The most frequent response to this situation is: So what? Who cares if business school students don’t mingle with med students, or if undergrads ignore the more mature (and, some would say, more boring) grad students? The only answer is the earnest one: By failing to meet and engage their peers across the University, students at Yale are being deprived of the essence of the liberal education. Law students never fully face the implications of medicine or economics for their profession. Business school students do not temper their entrepreneurial spirit with the humanist values of the philosophers. Graduate students as a whole, to quote the Guide to Yale & New Haven, “feel that they are not part of the ‘real Yale.'” And undergraduates lose the opportunity to consult with grad students about their academic and professional goals, and to profit from the experiences of people who were in their shoes not too long ago. As a result, the ideal of the University — scholars of all subjects coming together to learn from one another — is tarnished. And Yale’s different schools become little tubs standing on their own bottoms, rather than interlocking parts of a dynamic whole.

One radical solution is for Yale’s residential colleges to become more like the Oxford and Cambridge institutions on which they are supposedly based. At Oxford and Cambridge, the colleges house not only all the undergraduates, but also all the graduate students and many of the professors. Students still go off to their separate schools and departments for classes, but return home to a college community composed of students of all interests and ages. This system allows graduate students of all disciplines to interact constantly with one another, and also encourages undergrads and grads to mingle — in the dining halls, at college parties, on intramural sports teams, etc. Were Yale to adopt the Oxbridge collegiate system, many of the problems I have identified would disappear in one fell swoop.
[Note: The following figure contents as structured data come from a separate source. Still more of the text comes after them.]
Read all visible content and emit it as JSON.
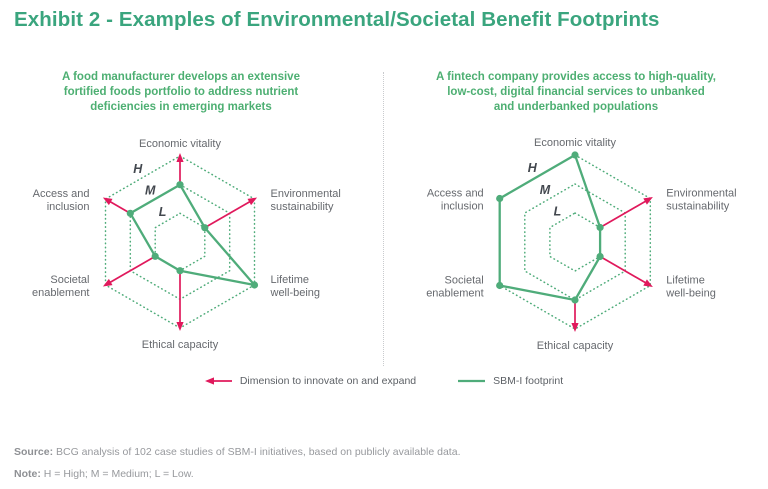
{
  "title": "Exhibit 2 - Examples of Environmental/Societal Benefit Footprints",
  "colors": {
    "title_teal": "#3aa57e",
    "chart_green": "#4fac7a",
    "subtitle_green": "#4daf72",
    "arrow_red": "#e0195c",
    "axis_label_gray": "#66696e",
    "ring_label_gray": "#42474e",
    "legend_text_gray": "#5d6166",
    "footer_gray": "#97999d",
    "divider_gray": "#c9cbce"
  },
  "chart_data": [
    {
      "type": "radar",
      "title": "A food manufacturer develops an extensive fortified foods portfolio to address nutrient deficiencies in emerging markets",
      "title_lines": [
        "A food manufacturer develops an extensive",
        "fortified foods portfolio to address nutrient",
        "deficiencies in emerging markets"
      ],
      "categories": [
        "Economic vitality",
        "Environmental sustainability",
        "Lifetime well-being",
        "Ethical capacity",
        "Societal enablement",
        "Access and inclusion"
      ],
      "category_lines": [
        [
          "Economic vitality"
        ],
        [
          "Environmental",
          "sustainability"
        ],
        [
          "Lifetime",
          "well-being"
        ],
        [
          "Ethical capacity"
        ],
        [
          "Societal",
          "enablement"
        ],
        [
          "Access and",
          "inclusion"
        ]
      ],
      "ring_labels": [
        "L",
        "M",
        "H"
      ],
      "scale": {
        "L": 1,
        "M": 2,
        "H": 3
      },
      "series": [
        {
          "name": "SBM-I footprint",
          "values": [
            "M",
            "L",
            "H",
            "L",
            "L",
            "M"
          ]
        }
      ],
      "arrows": [
        "Economic vitality",
        "Environmental sustainability",
        "Ethical capacity",
        "Societal enablement",
        "Access and inclusion"
      ]
    },
    {
      "type": "radar",
      "title": "A fintech company provides access to high-quality, low-cost, digital financial services to unbanked and underbanked populations",
      "title_lines": [
        "A fintech company provides access to high-quality,",
        "low-cost, digital financial services to unbanked",
        "and underbanked populations"
      ],
      "categories": [
        "Economic vitality",
        "Environmental sustainability",
        "Lifetime well-being",
        "Ethical capacity",
        "Societal enablement",
        "Access and inclusion"
      ],
      "category_lines": [
        [
          "Economic vitality"
        ],
        [
          "Environmental",
          "sustainability"
        ],
        [
          "Lifetime",
          "well-being"
        ],
        [
          "Ethical capacity"
        ],
        [
          "Societal",
          "enablement"
        ],
        [
          "Access and",
          "inclusion"
        ]
      ],
      "ring_labels": [
        "L",
        "M",
        "H"
      ],
      "scale": {
        "L": 1,
        "M": 2,
        "H": 3
      },
      "series": [
        {
          "name": "SBM-I footprint",
          "values": [
            "H",
            "L",
            "L",
            "M",
            "H",
            "H"
          ]
        }
      ],
      "arrows": [
        "Environmental sustainability",
        "Lifetime well-being",
        "Ethical capacity"
      ]
    }
  ],
  "legend": [
    {
      "icon": "left-arrow",
      "color": "#e0195c",
      "label": "Dimension to innovate on and expand"
    },
    {
      "icon": "line",
      "color": "#4fac7a",
      "label": "SBM-I footprint"
    }
  ],
  "footer": {
    "source_label": "Source:",
    "source_text": "BCG analysis of 102 case studies of SBM-I initiatives, based on publicly available data.",
    "note_label": "Note:",
    "note_text": "H = High; M = Medium; L = Low."
  }
}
It is not very likely, though, that Yale will upend its entire institutional structure any time soon. In the absence of drastic change, a variety of smaller steps should be taken. The residential affiliate program should be dramatically expanded, so that each college houses dozens of graduate student affiliates instead of only a handful. Student groups should open their membership rosters, and publicize their activities and events, to all interested members of the Yale community. Far more extensive structures for undergraduate advising by grad students should be established. The various graduate schools should organize many more community-wide academic and social events. And, of course, the random dinners initiated by the Senate should become a staple of graduate student life.

President Richard Levin often makes Yale sound like a brand, or like an especially ambitious multinational corporation. Its “goal is to become a truly global university,” and it seeks “to contribute mightily to domestic and global prosperity.” Levin should remember, though, that the University’s strength does not ultimately stem from its prestige or its endowment or even its contributions to the world. It arises, rather, from countless little events like the one I attended last Saturday — each one creating ties that were not there before, and helping to build a common foundation on which Yale’s many separate tubs can stand together.

Nicholas Stephanopoulos is a first-year student at Yale Law School.